Por Renata Penzani
O escritor e ensaísta francês Daniel Pennac, no livro “Como um romance”, dizia que “existem trinta e seis mil razões para abandonar um livro antes do fim”. Difícil não abrir um sorriso de canto de boca ao ler algo assim. É fácil se identificar com esse gesto quase transgressor de fechar um livro sem saber como ele vai continuar - veja só, o poder quase luxuoso de negar um livro! Muito menos preocupado com qualquer tipo de precisão estatística do que em brincar com as relações de diálogo ou não diálogo que se estabelecem entre o livro e o leitor, Pennac provoca a pensar. Por que damos alguns livros como terminados nas primeiras páginas, e outros, ao contrário, precisamos percorrer diversas vezes para considerarmos lidos?
(Ilustração: Bicho Coletivo)
Mas por que a conversa entre os livros e seus leitores às vezes demora para acontecer? E aqui o pronome “seu” não aparece por acaso. Há um quê de afeto quando nos referimos a um livro como coisa nossa - alguns mais, outros menos. É como se atestássemos que ele fala a nossa língua, comunga dos nossos medos, partilha dúvidas comuns e, se não resolve todas as nossas interrogações mais profundas, ao menos coloca ao redor delas dois braços quentes, em um abraço que sussurra: “Tá tudo bem”.
Afinal de contas, o que isso tem a ver com as crianças?

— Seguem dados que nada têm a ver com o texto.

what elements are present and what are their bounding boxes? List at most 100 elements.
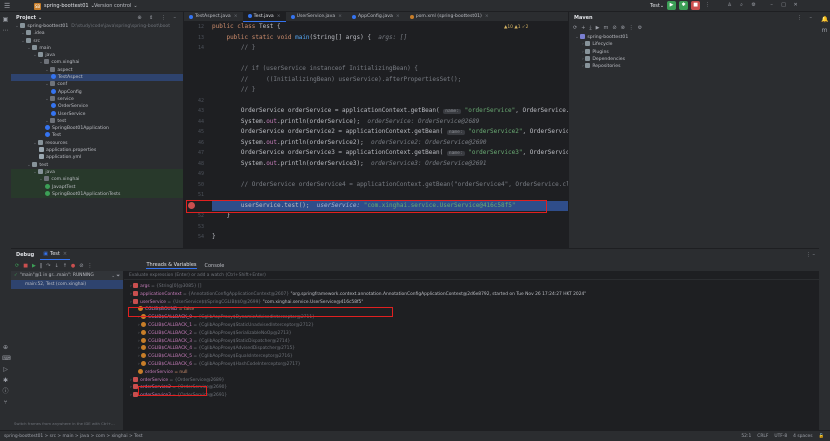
maven-tree-item[interactable]: › Lifecycle <box>569 41 819 48</box>
search-icon[interactable]: ⌕ <box>737 1 746 10</box>
variable-row[interactable]: › userService = {UserService$$SpringCGLI… <box>124 298 819 307</box>
project-tree-item[interactable]: Test <box>11 132 183 139</box>
project-tree-item[interactable]: AppConfig <box>11 88 183 96</box>
resume-icon[interactable]: ▶ <box>32 263 36 269</box>
project-tree-item[interactable]: ⌄ main <box>11 44 183 52</box>
editor-tab[interactable]: Test.java × <box>242 11 286 22</box>
project-tree-item[interactable]: ⌄ java <box>11 168 183 177</box>
version-control-menu[interactable]: Version control ⌄ <box>94 3 138 9</box>
variable-row[interactable]: › CGLIB$CALLBACK_1 = {CglibAopProxy$Stat… <box>124 321 819 330</box>
editor-tab[interactable]: AppConfig.java × <box>347 12 405 22</box>
close-tab-icon[interactable]: × <box>338 14 342 19</box>
run-config-selector[interactable]: Test ⌄ <box>650 3 664 9</box>
line-separator[interactable]: CRLF <box>757 434 768 439</box>
project-tree-item[interactable]: SpringBoot01Application <box>11 125 183 132</box>
breadcrumb[interactable]: spring-boottest01 > src > main > java > … <box>4 434 143 439</box>
close-tab-icon[interactable]: × <box>63 251 67 257</box>
services-tool-icon[interactable]: ⊕ <box>2 344 9 351</box>
run-tool-icon[interactable]: ▷ <box>2 366 9 373</box>
stack-frame[interactable]: main:52, Test (com.xinghai) <box>11 280 123 289</box>
add-icon[interactable]: + <box>581 25 585 31</box>
variable-row[interactable]: CGLIB$BOUND = false <box>124 306 819 314</box>
reload-icon[interactable]: ⟳ <box>573 25 577 31</box>
show-deps-icon[interactable]: ⋮ <box>629 25 634 31</box>
close-tab-icon[interactable]: × <box>485 14 489 19</box>
stop-icon[interactable]: ■ <box>691 1 701 10</box>
more-icon[interactable]: ⋮ <box>87 263 92 269</box>
editor-tab[interactable]: TestAspect.java × <box>184 12 243 22</box>
thread-selector[interactable]: ✓ "main"@1 in gr...main": RUNNING ⌄ ⏷ <box>11 271 123 280</box>
caret-position[interactable]: 52:1 <box>741 434 751 439</box>
project-tree-item[interactable]: ⌄ resources <box>11 139 183 147</box>
project-panel-title[interactable]: Project <box>16 15 36 21</box>
variable-row[interactable]: › args = {String[0]@3085} [] <box>124 283 819 291</box>
account-icon[interactable]: ♙ <box>725 1 734 10</box>
project-tree-item[interactable]: ⌄ spring-boottest01 D:\study\code\java\sp… <box>11 23 183 30</box>
maven-tree-item[interactable]: ⌄ spring-boottest01 <box>569 34 819 41</box>
project-tree-item[interactable]: ⌄ test <box>11 161 183 169</box>
project-tree-item[interactable]: application.properties <box>11 147 183 154</box>
project-tool-icon[interactable]: ▣ <box>2 16 9 23</box>
settings-icon[interactable]: ⚙ <box>638 25 642 31</box>
minimize-icon[interactable]: – <box>767 1 776 10</box>
editor-tab[interactable]: pom.xml (spring-boottest01) × <box>405 12 494 22</box>
step-over-icon[interactable]: ↷ <box>46 263 50 269</box>
maven-tree-item[interactable]: › Repositories <box>569 63 819 70</box>
more-icon[interactable]: ⋮ <box>703 1 712 10</box>
project-tree-item[interactable]: ⌄ com.xinghai <box>11 176 183 184</box>
close-tab-icon[interactable]: × <box>396 14 400 19</box>
toggle-offline-icon[interactable]: ⊘ <box>612 25 616 31</box>
tab-console[interactable]: Console <box>205 263 225 269</box>
notifications-icon[interactable]: 🔔 <box>821 16 828 23</box>
filter-icon[interactable]: ⌄ ⏷ <box>111 273 120 279</box>
panel-actions-icon[interactable]: ⋮ – <box>797 15 815 21</box>
maven-tree-item[interactable]: › Dependencies <box>569 55 819 63</box>
lock-icon[interactable]: 🔓 <box>819 434 824 439</box>
structure-tool-icon[interactable]: ⋯ <box>2 27 9 34</box>
project-tree-item[interactable]: SpringBoot01ApplicationTests <box>11 190 183 199</box>
maven-tool-icon[interactable]: m <box>821 27 828 34</box>
maximize-icon[interactable]: □ <box>779 1 788 10</box>
mute-breakpoints-icon[interactable]: ⊘ <box>79 263 83 269</box>
debug-icon[interactable]: ✱ <box>679 1 689 10</box>
problems-tool-icon[interactable]: ⓘ <box>2 388 9 395</box>
variable-row[interactable]: › CGLIB$CALLBACK_5 = {CglibAopProxy$Equa… <box>124 353 819 361</box>
run-maven-icon[interactable]: ▶ <box>596 25 600 31</box>
tab-threads-variables[interactable]: Threads & Variables <box>146 262 197 269</box>
code-editor[interactable]: 12 13 14 42 43 44 45 46 47 48 49 50 51 52 53 54 ▲10 ▲1 … <box>184 22 568 248</box>
breakpoint-icon[interactable] <box>188 202 195 209</box>
variable-row[interactable]: › CGLIB$CALLBACK_6 = {CglibAopProxy$Hash… <box>124 360 819 369</box>
project-tree-item[interactable]: ⌄ service <box>11 95 183 103</box>
step-into-icon[interactable]: ↓ <box>55 263 59 269</box>
project-tree-item[interactable]: TestAspect <box>11 74 183 82</box>
project-tree-item[interactable]: ⌄ com.xinghai <box>11 59 183 66</box>
maven-tree-item[interactable]: › Plugins <box>569 48 819 56</box>
close-tab-icon[interactable]: × <box>234 14 238 19</box>
close-tab-icon[interactable]: × <box>277 14 281 19</box>
project-tree-item[interactable]: ⌄ conf <box>11 81 183 88</box>
pause-icon[interactable]: ‖ <box>40 263 43 269</box>
project-switcher[interactable]: SB spring-boottest01 ⌄ <box>30 2 99 10</box>
main-menu-icon[interactable]: ☰ <box>4 2 10 10</box>
project-tree-item[interactable]: application.yml <box>11 154 183 161</box>
evaluate-expression-input[interactable]: Evaluate expression (Enter) or add a wat… <box>124 271 819 280</box>
project-tree-item[interactable]: JavaptTest <box>11 183 183 191</box>
variable-row[interactable]: › orderService = {OrderService@2689} <box>124 376 819 385</box>
project-tree-item[interactable]: OrderService <box>11 103 183 110</box>
project-tree-item[interactable]: ⌄ src <box>11 37 183 45</box>
run-icon[interactable]: ▶ <box>667 1 677 10</box>
debug-tool-icon[interactable]: ✱ <box>2 377 9 384</box>
terminal-tool-icon[interactable]: ⌨ <box>2 355 11 362</box>
file-encoding[interactable]: UTF-8 <box>774 434 787 439</box>
variable-row[interactable]: › applicationContext = {AnnotationConfig… <box>124 290 819 299</box>
view-breakpoints-icon[interactable]: ● <box>71 263 75 269</box>
variable-row[interactable]: › CGLIB$CALLBACK_0 = {CglibAopProxy$Dyna… <box>124 314 819 322</box>
settings-icon[interactable]: ⚙ <box>749 1 758 10</box>
project-tree-item[interactable]: ⌄ .idea <box>11 30 183 37</box>
variable-row[interactable]: › CGLIB$CALLBACK_4 = {CglibAopProxy$Advi… <box>124 345 819 353</box>
download-icon[interactable]: ⤓ <box>589 25 591 31</box>
variable-row[interactable]: › orderService2 = {OrderService@2690} <box>124 384 819 392</box>
step-out-icon[interactable]: ↑ <box>63 263 67 269</box>
close-icon[interactable]: ✕ <box>791 1 800 10</box>
execute-goal-icon[interactable]: m <box>603 25 608 31</box>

Diante dessas perguntas sem resposta, é um desafio pensar onde cabe hoje o tal direito de reler. Observar as crianças em sua sede de repetição é um jeito de começar. Mal o livro (ou o filme, o desenho, a música, a brincadeira) termina e elas já pedem: “De novo! De novo!”. As crianças são aquelas que sempre querem mais, não só porque elas podem, mas porque estão em pleno processo de assimilação e familiaridade com as coisas. O caminho do aprendizado é polvilhado de repetições, e é bem-vindo que seja assim. Mas quando deixa de ser permitido reivindicar por essa reprodução do prazer vivido? Espécie de “mímica da fruição”, com a qual as crianças ainda estão muito mais familiarizadas do que nós, adultos.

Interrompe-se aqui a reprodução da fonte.